Das anhängende Musterhygienekonzept mit Musteraushängen sowie den allgemeinen Musteraushang stellt uns der LFV Bayern zur freien Verwendung zur Verfügung.
Das Musterhygienekonzept wendet sich insbesondere auch an die Vereinsvorsitzenden. Wir haben es auch als Word-Dokument beigelegt, so dass es gerne auch individuell ergänzt oder angepasst werden kann.

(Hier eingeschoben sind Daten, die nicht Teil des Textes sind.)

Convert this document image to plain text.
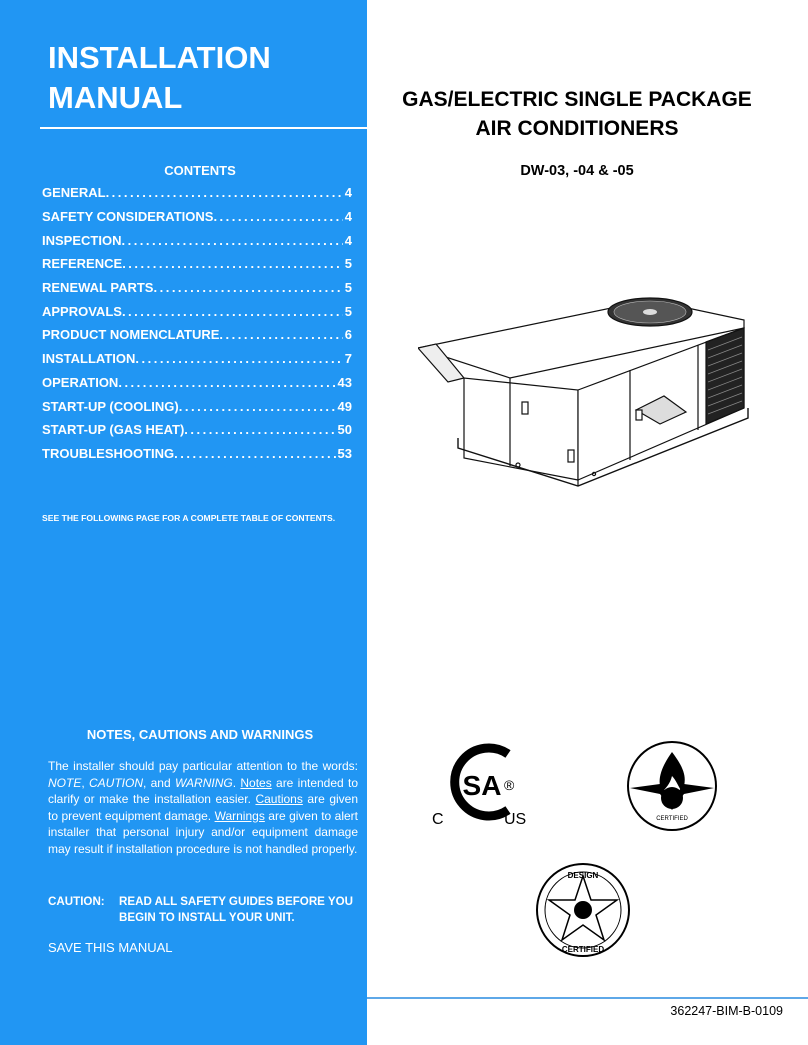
INSTALLATION
MANUAL
CONTENTS
GENERAL .....	4
SAFETY CONSIDERATIONS .....	4
INSPECTION .....	4
REFERENCE .....	5
RENEWAL PARTS .....	5
APPROVALS .....	5
PRODUCT NOMENCLATURE .....	6
INSTALLATION .....	7
OPERATION .....	43
START-UP (COOLING) .....	49
START-UP (GAS HEAT) .....	50
TROUBLESHOOTING .....	53
SEE THE FOLLOWING PAGE FOR A COMPLETE TABLE OF CONTENTS.
NOTES, CAUTIONS AND WARNINGS
The installer should pay particular attention to the words: NOTE, CAUTION, and WARNING. Notes are intended to clarify or make the installation easier. Cautions are given to prevent equipment damage. Warnings are given to alert installer that personal injury and/or equipment damage may result if installation procedure is not handled properly.
CAUTION:	READ ALL SAFETY GUIDES BEFORE YOU
BEGIN TO INSTALL YOUR UNIT.
SAVE THIS MANUAL
GAS/ELECTRIC SINGLE PACKAGE
AIR CONDITIONERS
DW-03, -04 & -05
SA ®
C	US	CERTIFIED
DESIGN
CERTIFIED
362247-BIM-B-0109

Inhaltlich hat KBR Strunk nachfolgende Information vom StMI erhalten, die er an euch weitergeben möchte:

Die Bayerische Staatsregierung hat mit der „Sechsten Bayerischen Infektionsschutzmaßnahmenverordnung“ vom 19.06.2020 (6. BayIfSMV) weitere Lockerungen der Maßnahmen zur Eindämmung der Corona-Pandemie beschlossen. Auch nach der 6. BayIfSMV gilt grundsätzlichein allgemeines Abstandsgebot, nachdem jeder angehalten wird, die physischen Kontakte zu anderen Menschen auf ein Minimum zu reduzieren und den Personenkreis möglichst konstant zu halten sowie, wo immer möglich, einen Mindestabstand zwischen zwei Personen von 1,5 m einzuhalten. In geschlossenen Räumlichkeiten ist darüber hinaus stets auf ausreichende Belüftung zu achten.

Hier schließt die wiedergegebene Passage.